La diferencia es que, mientras el loco se caracteriza por no usar la razón y por la pérdida de juicio, el mediocre y el victimista se caracterizan por tener siempre la razón, después de haber perdido todos los juicios. No estamos, pues, ante una justicia surrealista, sino ante una política de lo absurdo que pretende que confundamos la realidad con la verdad, la posibilidad con la probabilidad y la certeza con la evidencia. Por eso, el loco más peligroso no es el que se niega a ver la realidad, sino el que se ampara en su condición de víctima para justificar su odio y después se apoya en éste para legitimizar la venganza.
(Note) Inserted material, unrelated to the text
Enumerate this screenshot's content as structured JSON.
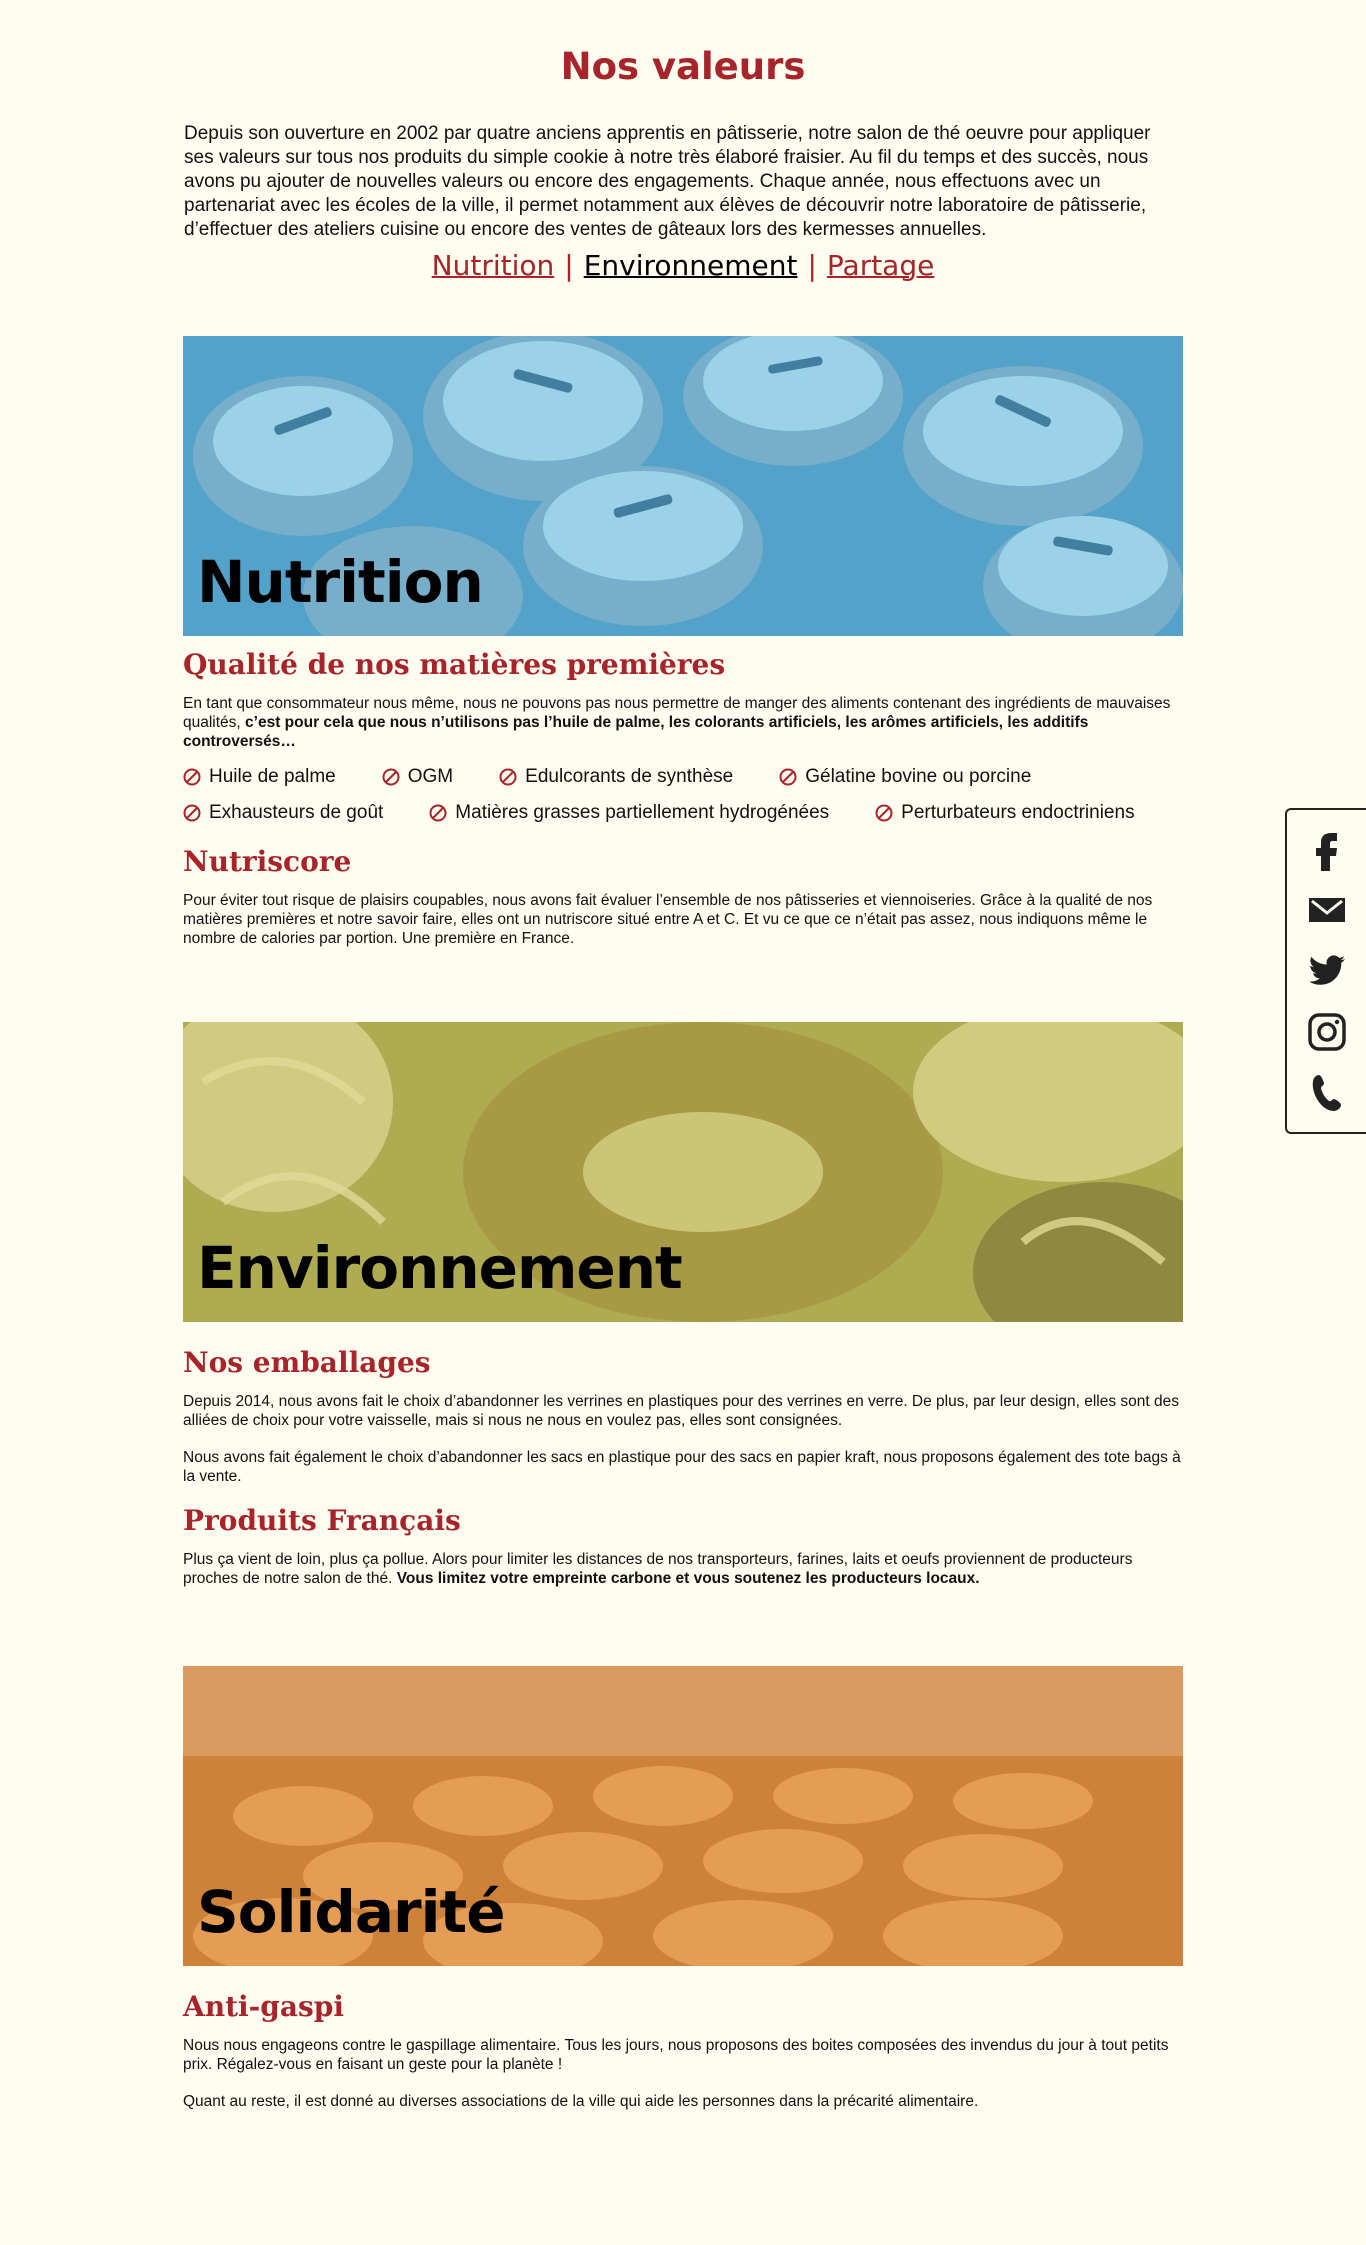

Groucho Marx aseguraba que "la política es el arte de buscar problemas, encontrarlos, hacer un diagnóstico falso y aplicar después los remedios equivocados". Sabía que la nesciencia es peor que la ignorancia, porque mientras ésta consiste en la ausencia de un conocimiento para el que se tiene aptitud, la otra es la falta de un conocimiento para el que no se posee capacidad suficiente. Por eso, cuando apagaba la televisión, no era para estar a oscuras: era para encender un libro. Consciente de la vulgaridad que le rodeaba, cuando Groucho bebía, no lo hacía para emborracharse. “Bebo –aseguraba- para hacer más interesantes a los demás". Como judío, nunca explotó la judeofobia para que le abrieran las puertas de la fama. Al igual que Erasmo con sus sátiras a la Iglesia (unas sátiras tan finas que ni siquiera el papa León X fue capaz de entender), Groucho no era un comediante que utilizaba el cine para hacer humor: era un actor que se servía de la mediocridad ajena para hacer filosofía. Se dio cuenta siendo muy joven, mientras representaba un número de vodevil en un escenario de tercera. Estaba actuando con sus hermanos, y al percibir que el público era demasiado burdo para apreciar su talento, en mitad del número rompió el guión, y en vez de hacerse la víctima para que los espectadores tuvieran algo de compasión, empezó a improvisar chistes para que él y sus hermanos pudieran burlarse descaradamente de todo el público. Fue tal su éxito, que ese día nació el marxismo cinematográfico.

El único que, a pesar de ser rodado en blanco y negro, sigue dando color a nuestras vidas.